Klosterman explains why we need to identify a villain in this case:

[Clinton] lies about it to the entire world, is exposed as a liar (and admits this on television), is impeached by the House of Representatives, and jeopardizes both the reputation of the office and the memory of every positive thing he accomplished as president.  It should be a simple equation.  But it isn't.  Clinton's impeachment worked to his short-term political advantage ... the public saw this as excessive and unjust.

Perhaps we can return to Klosterman's original definition of a villain: someone who knows but does not care.  Like a president who knows he compromises his office and legacy for the sake of some fleeting pleasure, but does not care.  Like a young woman who knows she's doing something wrong but is too entranced by power to care.  Like her friend who knows betraying someone for a moment of fame is wrong, but does not care.  Like a lawyer who knows the whole charade is ultimately meaningless yet pursues it like a captial case just to inflict harm on the president's reputation.  Like a wife who disregards her husband's philandering because she cares more about her own rise to power than this "loveless House of Cards agreement."  But surely the villain should be Bill Clinton, yet he remains "the person who is perceived the least negatively" but "is the person who was the most irrefutably immoral."
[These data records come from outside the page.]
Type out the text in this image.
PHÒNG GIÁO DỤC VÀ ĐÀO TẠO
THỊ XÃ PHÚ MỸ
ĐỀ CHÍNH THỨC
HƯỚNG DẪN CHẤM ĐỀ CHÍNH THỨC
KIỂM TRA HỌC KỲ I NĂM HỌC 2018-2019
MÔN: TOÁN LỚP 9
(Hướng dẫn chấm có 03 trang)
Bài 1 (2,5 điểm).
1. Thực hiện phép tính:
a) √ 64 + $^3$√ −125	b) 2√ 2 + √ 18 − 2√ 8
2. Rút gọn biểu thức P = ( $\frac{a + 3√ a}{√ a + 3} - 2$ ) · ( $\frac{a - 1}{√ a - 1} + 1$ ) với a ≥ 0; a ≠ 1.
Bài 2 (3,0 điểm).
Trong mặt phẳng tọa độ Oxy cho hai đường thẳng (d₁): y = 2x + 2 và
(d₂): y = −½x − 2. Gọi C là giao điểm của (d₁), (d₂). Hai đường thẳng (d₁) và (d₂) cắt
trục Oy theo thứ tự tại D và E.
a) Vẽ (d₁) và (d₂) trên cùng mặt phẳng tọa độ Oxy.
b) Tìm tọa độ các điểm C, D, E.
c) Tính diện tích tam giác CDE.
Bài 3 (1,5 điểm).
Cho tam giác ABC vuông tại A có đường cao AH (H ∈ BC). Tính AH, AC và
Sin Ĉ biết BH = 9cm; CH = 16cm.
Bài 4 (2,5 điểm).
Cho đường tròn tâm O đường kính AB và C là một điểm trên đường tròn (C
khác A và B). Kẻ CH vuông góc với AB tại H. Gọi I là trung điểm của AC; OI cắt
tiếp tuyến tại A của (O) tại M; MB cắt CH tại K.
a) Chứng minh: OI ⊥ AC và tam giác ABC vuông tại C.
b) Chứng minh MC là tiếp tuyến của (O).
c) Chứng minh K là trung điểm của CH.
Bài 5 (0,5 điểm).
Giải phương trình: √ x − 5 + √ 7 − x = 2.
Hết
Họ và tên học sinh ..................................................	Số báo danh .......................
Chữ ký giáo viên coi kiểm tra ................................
But why?  Klosterman blames it on our "looks-based, superficial society," and that we eagerly gloss over Clinton's indiscretions because he is (or, at least, was) one handsome devil, and he was smart enough to keep his mouth shut on the topic.  It was Lewinsky, Tripp, Starr, and Hillary who tried to garner clout and advantage from the debacle, but Bill smartly shut up and moved on.

So our ideas of villainy - our very ethics - can be swayed by good looks, charm, and a good job of feigning innocence.  It's not easy to know who's a villain when the bad guys refuse to wear the black hat.